This week I got up close and personal with a cleanskin … a 2008 Geelong chardonnay from down Bannockburn way (not too far from the city of the Cats).

It is, I’m reliably told, made by award-winning winemaker Scott Ireland at Provenance Wines, who proves that, at about 15 bucks a bottle, he really knows his chardonnay (and probably his pinot gris, shiraz and pinot noir, which are also housed in the Provenance stable). This one is great value for money.

Yeah, a cleanskin … a tidy epidermis if you will.

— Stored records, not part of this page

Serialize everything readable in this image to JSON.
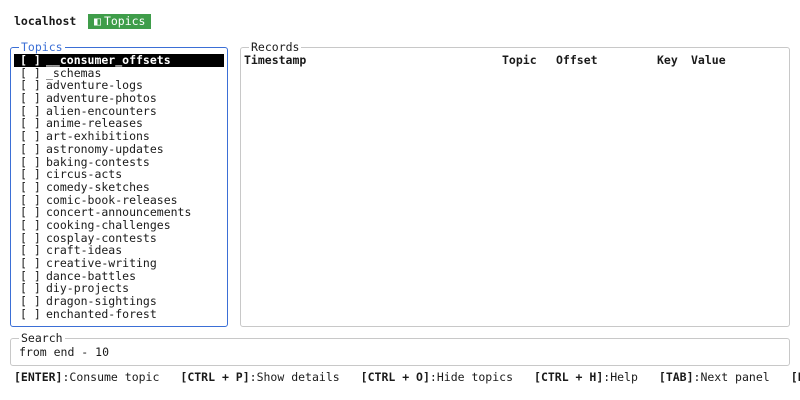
{
  "header": {
    "host": "localhost",
    "active_tab": {
      "icon": "◧",
      "label": "Topics"
    }
  },
  "topics_panel": {
    "title": "Topics",
    "selected_index": 0,
    "items": [
      {
        "check": "[ ]",
        "name": "__consumer_offsets"
      },
      {
        "check": "[ ]",
        "name": "_schemas"
      },
      {
        "check": "[ ]",
        "name": "adventure-logs"
      },
      {
        "check": "[ ]",
        "name": "adventure-photos"
      },
      {
        "check": "[ ]",
        "name": "alien-encounters"
      },
      {
        "check": "[ ]",
        "name": "anime-releases"
      },
      {
        "check": "[ ]",
        "name": "art-exhibitions"
      },
      {
        "check": "[ ]",
        "name": "astronomy-updates"
      },
      {
        "check": "[ ]",
        "name": "baking-contests"
      },
      {
        "check": "[ ]",
        "name": "circus-acts"
      },
      {
        "check": "[ ]",
        "name": "comedy-sketches"
      },
      {
        "check": "[ ]",
        "name": "comic-book-releases"
      },
      {
        "check": "[ ]",
        "name": "concert-announcements"
      },
      {
        "check": "[ ]",
        "name": "cooking-challenges"
      },
      {
        "check": "[ ]",
        "name": "cosplay-contests"
      },
      {
        "check": "[ ]",
        "name": "craft-ideas"
      },
      {
        "check": "[ ]",
        "name": "creative-writing"
      },
      {
        "check": "[ ]",
        "name": "dance-battles"
      },
      {
        "check": "[ ]",
        "name": "diy-projects"
      },
      {
        "check": "[ ]",
        "name": "dragon-sightings"
      },
      {
        "check": "[ ]",
        "name": "enchanted-forest"
      }
    ]
  },
  "records_panel": {
    "title": "Records",
    "columns": {
      "timestamp": "Timestamp",
      "topic": "Topic",
      "offset": "Offset",
      "key": "Key",
      "value": "Value"
    }
  },
  "search_panel": {
    "title": "Search",
    "value": "from end - 10"
  },
  "footer": {
    "shortcuts": [
      {
        "key": "[ENTER]",
        "desc": ":Consume topic"
      },
      {
        "key": "[CTRL + P]",
        "desc": ":Show details"
      },
      {
        "key": "[CTRL + O]",
        "desc": ":Hide topics"
      },
      {
        "key": "[CTRL + H]",
        "desc": ":Help"
      },
      {
        "key": "[TAB]",
        "desc": ":Next panel"
      },
      {
        "key": "[E",
        "desc": ""
      }
    ]
  },
  "colors": {
    "focus_border": "#3b6fd6",
    "active_tab_bg": "#3f9d4a",
    "selection_bg": "#000000"
  }
}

I couldn’t help but lurch into the Seinfeld territory of my consciousness at the thought of that — it was the puffy shirt episode in which George Costanza embarked on an ill-fated hand-modelling career and had this exchange with his parents, Frank and Estelle:

“All right! Please, please! I cannot have this constant bickering … Stress is very damaging to the epidermis! Now, I have an important photo session in the morning — my hands have got to be in tip-top shape, so please — keep the television down, and the conversation to a minimum.”

Well, stress is the last thing that comes to mind with this cleanskin — quite the contrary — although bickering over the last glass may come into play. The colour is a relaxing pale gold (not too deep, mind) and on the nose I snorted some apple peel (no, fair dinkum, it was there for a while), a bit of peach (or thereabouts … maybe it was nectarine … I’m not a big fruit eater so what would I know?) and plenty of melons (as a drooling Homer Simpson would say, “mmm, melons”). And although I’m not wont to use this expression when I am talking wine, the mouthfeel was, well, another highlight; hints of vanilla, a little bit of acidity and then a backed-off buttery flavour. I hope that doesn’t sound too over the top. If it does, tough, that’s my call.

The bottom line is, it’s a bloody good-tasting wine … and after all, isn’t that why we drink the stuff?

But this cleanskin kicked another goal (from well outside the 50-metre arc). I’ve been having a thing of late with smoked ocean trout, which is less oily than smoked salmon and has a better texture, and it was the food match for the chardonnay on the night.

To whit: a couple of slabs of really good, toasted sourdough bread (with some big seeds), spread (OK liberally crumbled) with plenty of Meredith goat’s fetta (from a jar with herbs and some garlic in the oil), a handful of rocket leaves (a bloke’s gotta have his greens), a few slabs of the said ocean trout (10 bucks will get you a quarter of a kilo at the South Melbourne Market), some lemon-infused olive oil and a big handful of fresh dill and it was done and dusted with a glass or three of  the cleanskin.

I had seven courses with matching wines at Gordon Ramsay’s Maze the weekend before last (I did my bit to save it from liquidation, but apparently, after a turnover of more than $14 million and 315,000 customersfor the year, I failed miserably) and, frankly, the trout and this chardonnay were as good a match as anything I had courtesy of he of the lesser vocabulary (that means he’s a potty mouth and swears a bit). OK, the wines at Maze, with respect to Scott Ireland, were better than the chardonnay (so they should be at those prices) — but I’m talking food and wine matches here, so bugger off if it’s criticism you’ve got on your mind. Seriously, the ocean trout and the chardonnay were like a well-adjusted marriage. OK, that’s a big call, but you get the drift.

I bought the Geelong chardonnay from Vintage Cellars. I dunno if it’s in huge supply, but give it a try … you won’t regret it. Fifteen bucks is, after all, not the end of the world.

As George Costanza once said: “You’re telling me wine is better than Pepsi. No way wine is better than Pepsi.”

Sorry George, but this cleanskin (tidy epidermis if you will) is, unlike your short-lived hand-modelling career, a winner hands down.